Il est écrit: TA PAROLE EST LA VERITE(Jean 17.17)... cela me suffit !

LA PIOCHE ET LA TRUELLE

----------

UNE SCÈNE DE LA RÉVOCATION

DE L'ÉDIT DE NANTES


Jacques Ormond était pasteur d’un village situé au confluent du Rhône et de l’Ardèche. Dans son dévouement chrétien, il avait sauvé la vie à un de ses voisins catholiques, victime d’un accident de chasse. Au moment de la révocation ce voisin se souvint du service rendu, et vint avertir en grand secret le pasteur que s’il ne s'enfuyait pas la nuit même avec ses paroissiens, tous seraient, le lendemain matin, arrêtés et emprisonnés par l’intendant Bâville et l’abbé du Chayla. En même temps, il plaça un rouleau d’argent dans la main du vieillard et s’éloigna.

Sans perdre une minute, tous les protestants furent avertis et se réunirent dans la maison de l'ancien Brunet, d'où, après une fervente prière, ils se mirent en marche le long de l’impétueuse Ardèche.
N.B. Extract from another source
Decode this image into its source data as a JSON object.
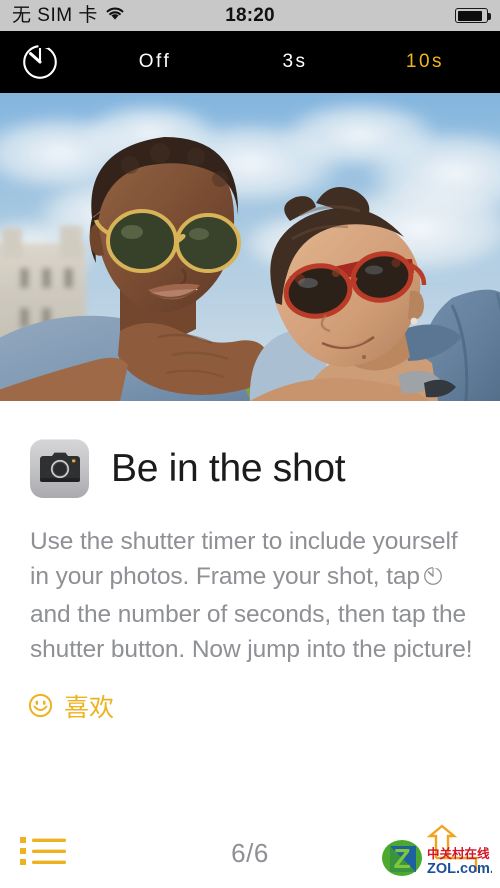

Lorsqu’ils eurent fait environ trois lieues, ils prirent à gauche pour entrer dans les montagnes, et ils continuèrent à avancer, jusqu’à ce que le soleil fut bien haut sur l’horizon, et que la fatigue les contraignit à s’arrêter.


Ormond les dirigea alors vers un ravin profond, où s’ouvrait, cachée par les broussailles, une grotte spacieuse qui servit d'asile aux infortunés. «Il faut que nous restions ici, dit-il, jusqu’à ce que les premières poursuites aient cessé; mais, de crainte d’attirer l’attention, nous ne pourrons ni parler ni allumer du feu.»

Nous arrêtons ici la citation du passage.